Majelis hakim Pengadilan Tindak Pidana Korupsi (Tipikor) pada Pengadilan Negeri (PN) Jakarta Pusat menghukum mantan Lurah Kelapa Dua, Kebon Jeruk, Jakarta Barat, periode 2015-2017, Herman (63), dengan pidana 1 tahun 4 bulan penjara terkait kasus korupsi.
"Menjatuhkan pidana terhadap terdakwa Herman oleh karena itu dengan pidana penjara selama 1 tahun dan 4 bulan," ujar ketua majelis hakim Iwan Irawan saat membacakan amar putusan, Senin (21/7).
Hakim juga menghukum Herman membayar denda Rp 50 juta. Adapun jika denda tidak dibayar diganti dengan pidana kurungan selama 3 bulan.
Dalam putusannya, hakim menyatakan Herman bersalah dalam kasus permintaan fee 10 persen secara paksa untuk mengesahkan Surat Pernyataan Tidak Sengketa dan Penguasaan Fisik (Sporadik) serta rekomendasi tanah.
Hakim menyatakan masa penangkapan dan penahanan Herman dikurangi sepenuhnya dari hukuman yang dijatuhkan.
Saat dikonfirmasi mengenai sikap terkait putusan tersebut, Herman menyatakan pikir-pikir. Ada batas waktu tujuh hari kerja untuk memutuskan sikap terhadap putusan: menerima atau banding.
"Memerintahkan terdakwa tetap dalam tahanan," kata hakim.
Vonis tersebut lebih ringan daripada tuntutan Jaksa Penuntut Umum (JPU) Kejaksaan Negeri Jakarta Barat yang ingin Herman dihukum dengan pidana 1 tahun 6 bulan penjara.
Menurut jaksa, Herman telah terbukti melanggar Pasal 11 Undang-undang Pemberantasan Tindak Pidana Korupsi (UU Tipikor) yang berbunyi: Pegawai negeri atau penyelenggara negara yang menerima hadiah atau janji padahal diketahui atau patut diduga bahwa hadiah atau janji tersebut diberikan karena kekuasaan atau kewenangan yang berhubungan dengan jabatannya, atau yang menurut pikiran orang yang memberikan hadiah atau janji tersebut ada hubungan dengan jabatannya.
Herman disebut menyalahgunakan kekuasaannya memaksa seseorang memberikan sesuatu, membayar, atau menerima pembayaran dengan potongan, atau untuk mengerjakan sesuatu bagi dirinya sendiri.

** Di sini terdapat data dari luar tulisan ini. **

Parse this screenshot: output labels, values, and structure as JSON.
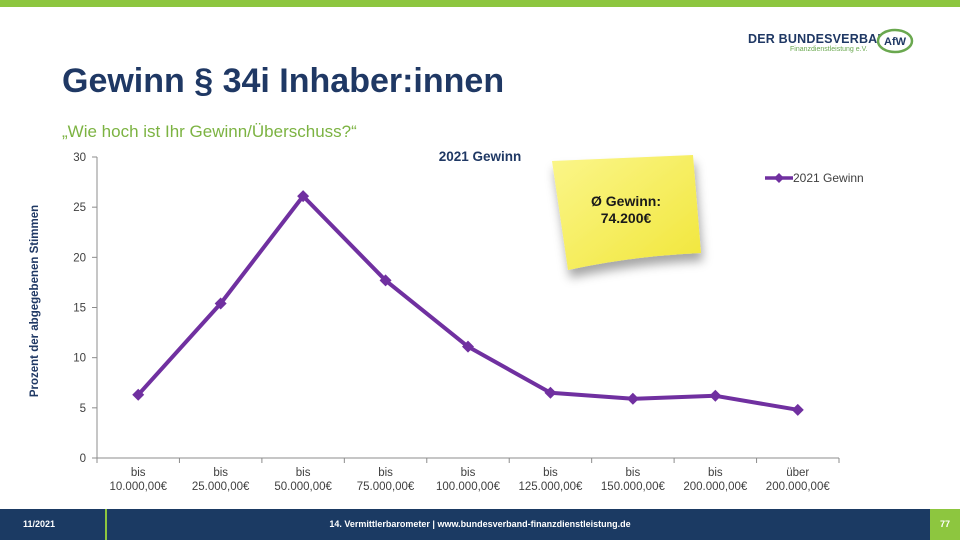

Herman disebut meminta komisi atau uang dari warga bernama Effendi Abdul Rachim yang hendak menjual tanah orang tuanya H. Abd. Rochim kepada Pranoto Gading pada tahun 2016.

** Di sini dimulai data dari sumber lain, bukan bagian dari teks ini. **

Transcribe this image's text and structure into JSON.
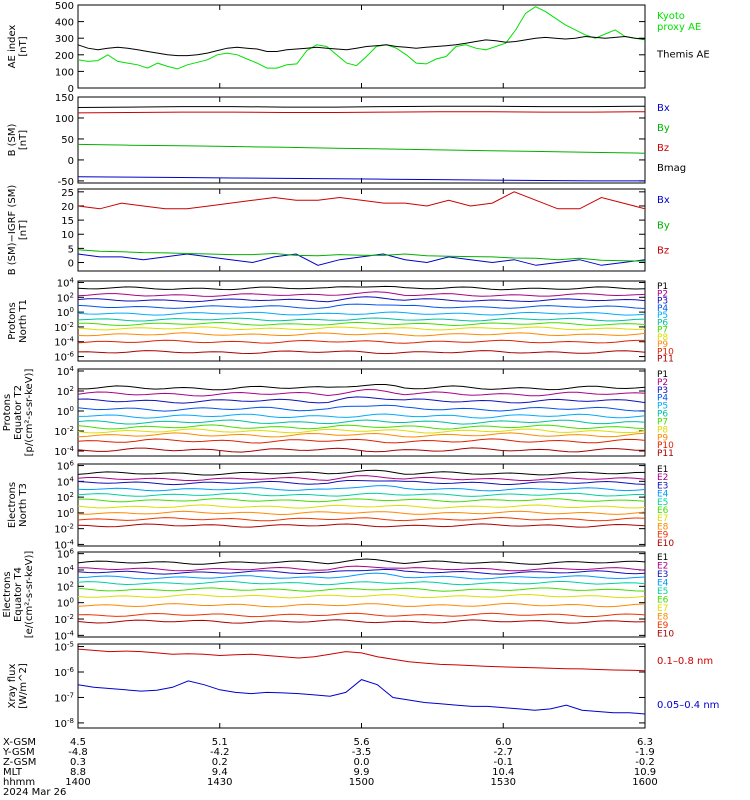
{
  "chart_data": [
    {
      "type": "line",
      "ylabel": "AE index\n[nT]",
      "ylim": [
        0,
        500
      ],
      "yscale": "linear",
      "yticks": [
        "0",
        "100",
        "200",
        "300",
        "400",
        "500"
      ],
      "yticks_v": [
        0,
        100,
        200,
        300,
        400,
        500
      ],
      "series": [
        {
          "name": "Kyoto\nproxy AE",
          "color": "#00e000",
          "values": [
            170,
            160,
            165,
            200,
            160,
            150,
            140,
            120,
            150,
            130,
            115,
            140,
            155,
            170,
            200,
            210,
            200,
            175,
            150,
            120,
            120,
            140,
            145,
            225,
            260,
            250,
            200,
            150,
            135,
            190,
            250,
            260,
            240,
            200,
            150,
            145,
            175,
            190,
            250,
            260,
            240,
            230,
            250,
            270,
            350,
            450,
            490,
            460,
            420,
            380,
            350,
            320,
            300,
            325,
            350,
            310,
            300,
            290
          ]
        },
        {
          "name": "Themis AE",
          "color": "#000000",
          "values": [
            260,
            240,
            230,
            240,
            245,
            240,
            230,
            220,
            210,
            200,
            195,
            195,
            200,
            210,
            225,
            240,
            245,
            240,
            235,
            220,
            220,
            230,
            235,
            240,
            245,
            240,
            235,
            230,
            240,
            250,
            255,
            260,
            250,
            245,
            240,
            245,
            250,
            255,
            260,
            270,
            280,
            290,
            285,
            275,
            280,
            290,
            300,
            305,
            300,
            295,
            300,
            310,
            305,
            300,
            305,
            310,
            300,
            295
          ]
        }
      ]
    },
    {
      "type": "line",
      "ylabel": "B (SM)\n[nT]",
      "ylim": [
        -55,
        150
      ],
      "yscale": "linear",
      "yticks": [
        "-50",
        "0",
        "50",
        "100",
        "150"
      ],
      "yticks_v": [
        -50,
        0,
        50,
        100,
        150
      ],
      "series": [
        {
          "name": "Bx",
          "color": "#0000cc",
          "values": [
            -40,
            -41,
            -42,
            -43,
            -44,
            -45,
            -46,
            -47,
            -48,
            -49,
            -50,
            -50
          ]
        },
        {
          "name": "By",
          "color": "#00b000",
          "values": [
            37,
            35,
            34,
            32,
            30,
            28,
            26,
            24,
            22,
            20,
            18,
            16
          ]
        },
        {
          "name": "Bz",
          "color": "#cc0000",
          "values": [
            112,
            113,
            114,
            114,
            113,
            113,
            114,
            115,
            115,
            114,
            114,
            115
          ]
        },
        {
          "name": "Bmag",
          "color": "#000000",
          "values": [
            125,
            126,
            127,
            127,
            126,
            126,
            127,
            128,
            128,
            127,
            127,
            128
          ]
        }
      ]
    },
    {
      "type": "line",
      "ylabel": "B (SM)−IGRF (SM)\n[nT]",
      "ylim": [
        -3,
        26
      ],
      "yscale": "linear",
      "yticks": [
        "0",
        "5",
        "10",
        "15",
        "20",
        "25"
      ],
      "yticks_v": [
        0,
        5,
        10,
        15,
        20,
        25
      ],
      "series": [
        {
          "name": "Bx",
          "color": "#0000cc",
          "values": [
            3,
            2,
            2,
            1,
            2,
            3,
            2,
            1,
            0,
            2,
            3,
            -1,
            1,
            2,
            3,
            1,
            0,
            2,
            1,
            0,
            1,
            -1,
            0,
            1,
            -1,
            0,
            1
          ]
        },
        {
          "name": "By",
          "color": "#00b000",
          "values": [
            4.5,
            4,
            3.8,
            3.5,
            3.4,
            3.2,
            3,
            2.8,
            2.8,
            3.2,
            2.5,
            2.4,
            2.8,
            2.6,
            2.5,
            3,
            2.4,
            2.2,
            2.1,
            2,
            1.6,
            1.5,
            1,
            1.5,
            0.8,
            0.6,
            0.5
          ]
        },
        {
          "name": "Bz",
          "color": "#cc0000",
          "values": [
            20,
            19,
            21,
            20,
            19,
            19,
            20,
            21,
            22,
            23,
            22,
            22,
            23,
            22,
            21,
            21,
            20,
            22,
            20,
            21,
            25,
            22,
            19,
            19,
            23,
            21,
            19
          ]
        }
      ]
    },
    {
      "type": "line",
      "ylabel": "Protons\nNorth T1",
      "yscale": "log",
      "ylim": [
        -6.6,
        4.2
      ],
      "yticks": [
        "10^-6",
        "10^-4",
        "10^-2",
        "10^0",
        "10^2",
        "10^4"
      ],
      "yticks_v": [
        -6,
        -4,
        -2,
        0,
        2,
        4
      ],
      "series": [
        {
          "name": "P1",
          "color": "#000000",
          "base": 3.2
        },
        {
          "name": "P2",
          "color": "#aa0088",
          "base": 2.3
        },
        {
          "name": "P3",
          "color": "#1010bb",
          "base": 1.6
        },
        {
          "name": "P4",
          "color": "#0055ee",
          "base": 0.7
        },
        {
          "name": "P5",
          "color": "#00aaff",
          "base": -0.2
        },
        {
          "name": "P6",
          "color": "#00c0a0",
          "base": -1.0
        },
        {
          "name": "P7",
          "color": "#44dd00",
          "base": -1.6
        },
        {
          "name": "P8",
          "color": "#dddd00",
          "base": -2.2
        },
        {
          "name": "P9",
          "color": "#ff8800",
          "base": -3.0
        },
        {
          "name": "P10",
          "color": "#dd2200",
          "base": -4.0
        },
        {
          "name": "P11",
          "color": "#aa0000",
          "base": -5.4
        }
      ]
    },
    {
      "type": "line",
      "ylabel": "Protons\nEquator T2\n[p/(cm²-s-sr-keV)]",
      "yscale": "log",
      "ylim": [
        -4.5,
        4.2
      ],
      "yticks": [
        "10^-4",
        "10^-2",
        "10^0",
        "10^2",
        "10^4"
      ],
      "yticks_v": [
        -4,
        -2,
        0,
        2,
        4
      ],
      "series": [
        {
          "name": "P1",
          "color": "#000000",
          "base": 2.3
        },
        {
          "name": "P2",
          "color": "#aa0088",
          "base": 1.7
        },
        {
          "name": "P3",
          "color": "#1010bb",
          "base": 1.0
        },
        {
          "name": "P4",
          "color": "#0055ee",
          "base": 0.2
        },
        {
          "name": "P5",
          "color": "#00aaff",
          "base": -0.5
        },
        {
          "name": "P6",
          "color": "#00c0a0",
          "base": -1.1
        },
        {
          "name": "P7",
          "color": "#44dd00",
          "base": -1.6
        },
        {
          "name": "P8",
          "color": "#dddd00",
          "base": -2.0
        },
        {
          "name": "P9",
          "color": "#ff8800",
          "base": -2.4
        },
        {
          "name": "P10",
          "color": "#dd2200",
          "base": -3.0
        },
        {
          "name": "P11",
          "color": "#aa0000",
          "base": -3.9
        }
      ]
    },
    {
      "type": "line",
      "ylabel": "Electrons\nNorth T3",
      "yscale": "log",
      "ylim": [
        -4.2,
        6.2
      ],
      "yticks": [
        "10^-4",
        "10^-2",
        "10^0",
        "10^2",
        "10^4",
        "10^6"
      ],
      "yticks_v": [
        -4,
        -2,
        0,
        2,
        4,
        6
      ],
      "series": [
        {
          "name": "E1",
          "color": "#000000",
          "base": 5.0
        },
        {
          "name": "E2",
          "color": "#aa0088",
          "base": 4.3
        },
        {
          "name": "E3",
          "color": "#1010bb",
          "base": 3.8
        },
        {
          "name": "E4",
          "color": "#0099ff",
          "base": 3.0
        },
        {
          "name": "E5",
          "color": "#00d0a0",
          "base": 2.3
        },
        {
          "name": "E6",
          "color": "#44dd00",
          "base": 1.6
        },
        {
          "name": "E7",
          "color": "#dddd00",
          "base": 0.8
        },
        {
          "name": "E8",
          "color": "#ff8800",
          "base": 0.0
        },
        {
          "name": "E9",
          "color": "#ee3300",
          "base": -0.8
        },
        {
          "name": "E10",
          "color": "#aa0000",
          "base": -1.6
        }
      ]
    },
    {
      "type": "line",
      "ylabel": "Electrons\nEquator T4\n[e/(cm²-s-sr-keV)]",
      "yscale": "log",
      "ylim": [
        -4.2,
        6.2
      ],
      "yticks": [
        "10^-4",
        "10^-2",
        "10^0",
        "10^2",
        "10^4",
        "10^6"
      ],
      "yticks_v": [
        -4,
        -2,
        0,
        2,
        4,
        6
      ],
      "series": [
        {
          "name": "E1",
          "color": "#000000",
          "base": 4.9
        },
        {
          "name": "E2",
          "color": "#aa0088",
          "base": 4.1
        },
        {
          "name": "E3",
          "color": "#1010bb",
          "base": 3.7
        },
        {
          "name": "E4",
          "color": "#0099ff",
          "base": 3.1
        },
        {
          "name": "E5",
          "color": "#00d0a0",
          "base": 2.4
        },
        {
          "name": "E6",
          "color": "#44dd00",
          "base": 1.6
        },
        {
          "name": "E7",
          "color": "#dddd00",
          "base": 0.8
        },
        {
          "name": "E8",
          "color": "#ff8800",
          "base": -0.3
        },
        {
          "name": "E9",
          "color": "#ee3300",
          "base": -1.5
        },
        {
          "name": "E10",
          "color": "#aa0000",
          "base": -2.3
        }
      ]
    },
    {
      "type": "line",
      "ylabel": "Xray flux\n[W/m^2]",
      "yscale": "log",
      "ylim": [
        -8.2,
        -4.9
      ],
      "yticks": [
        "10^-8",
        "10^-7",
        "10^-6",
        "10^-5"
      ],
      "yticks_v": [
        -8,
        -7,
        -6,
        -5
      ],
      "series": [
        {
          "name": "0.1–0.8 nm",
          "color": "#cc0000",
          "values": [
            -5.1,
            -5.15,
            -5.2,
            -5.18,
            -5.2,
            -5.25,
            -5.3,
            -5.28,
            -5.3,
            -5.35,
            -5.32,
            -5.3,
            -5.35,
            -5.4,
            -5.45,
            -5.4,
            -5.3,
            -5.2,
            -5.25,
            -5.4,
            -5.5,
            -5.6,
            -5.65,
            -5.7,
            -5.72,
            -5.75,
            -5.78,
            -5.8,
            -5.82,
            -5.83,
            -5.85,
            -5.87,
            -5.88,
            -5.9,
            -5.92,
            -5.93,
            -5.95
          ]
        },
        {
          "name": "0.05–0.4 nm",
          "color": "#0000cc",
          "values": [
            -6.5,
            -6.6,
            -6.65,
            -6.7,
            -6.75,
            -6.72,
            -6.6,
            -6.35,
            -6.5,
            -6.7,
            -6.8,
            -6.85,
            -6.8,
            -6.82,
            -6.85,
            -6.9,
            -6.95,
            -6.8,
            -6.3,
            -6.5,
            -7.0,
            -7.1,
            -7.2,
            -7.25,
            -7.3,
            -7.35,
            -7.35,
            -7.4,
            -7.45,
            -7.5,
            -7.45,
            -7.3,
            -7.5,
            -7.55,
            -7.6,
            -7.6,
            -7.65
          ]
        }
      ]
    }
  ],
  "footer": {
    "row_labels": [
      "X-GSM",
      "Y-GSM",
      "Z-GSM",
      "MLT",
      "hhmm",
      "2024 Mar 26"
    ],
    "columns": [
      [
        "4.5",
        "-4.8",
        "0.3",
        "8.8",
        "1400"
      ],
      [
        "5.1",
        "-4.2",
        "0.2",
        "9.4",
        "1430"
      ],
      [
        "5.6",
        "-3.5",
        "0.0",
        "9.9",
        "1500"
      ],
      [
        "6.0",
        "-2.7",
        "-0.1",
        "10.4",
        "1530"
      ],
      [
        "6.3",
        "-1.9",
        "-0.2",
        "10.9",
        "1600"
      ]
    ]
  }
}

Tanah tersebut diperoleh Abd. Rochim pada 25 Juni 1975 dengan harga Rp3,5 juta, dan hendak dijual dengan nilai Rp2.878.774.000 pada tahun 2016.
Proses jual beli itu membutuhkan sejumlah dokumen yang beberapa di antaranya perlu tanda tangan lurah setempat. Dalam pengurusan ini, Herman disebut meminta komisi 10 persen dari harga jual tanah.
Herman memaksa saksi Effendi Abdul Rachim untuk memberikan komisi sebesar 10 persen dari harga jual tanah untuk menandatangani atau mengesahkan Surat Pernyataan Tidak Sengketa dan Penguasaan Fisik (Sporadik) serta Rekomendasi Tanah.
Effendi terpaksa memenuhi permintaan Herman karena membutuhkan surat tersebut. Dia pun meminta kepada calon pembeli tanahnya untuk membayarkan uang muka sebesar Rp500 juta.
Sebanyak Rp200 juta di antaranya diserahkan kepada Herman melalui saksi Darusman yang pada akhirnya menerima sebagian uang Rp10 juta.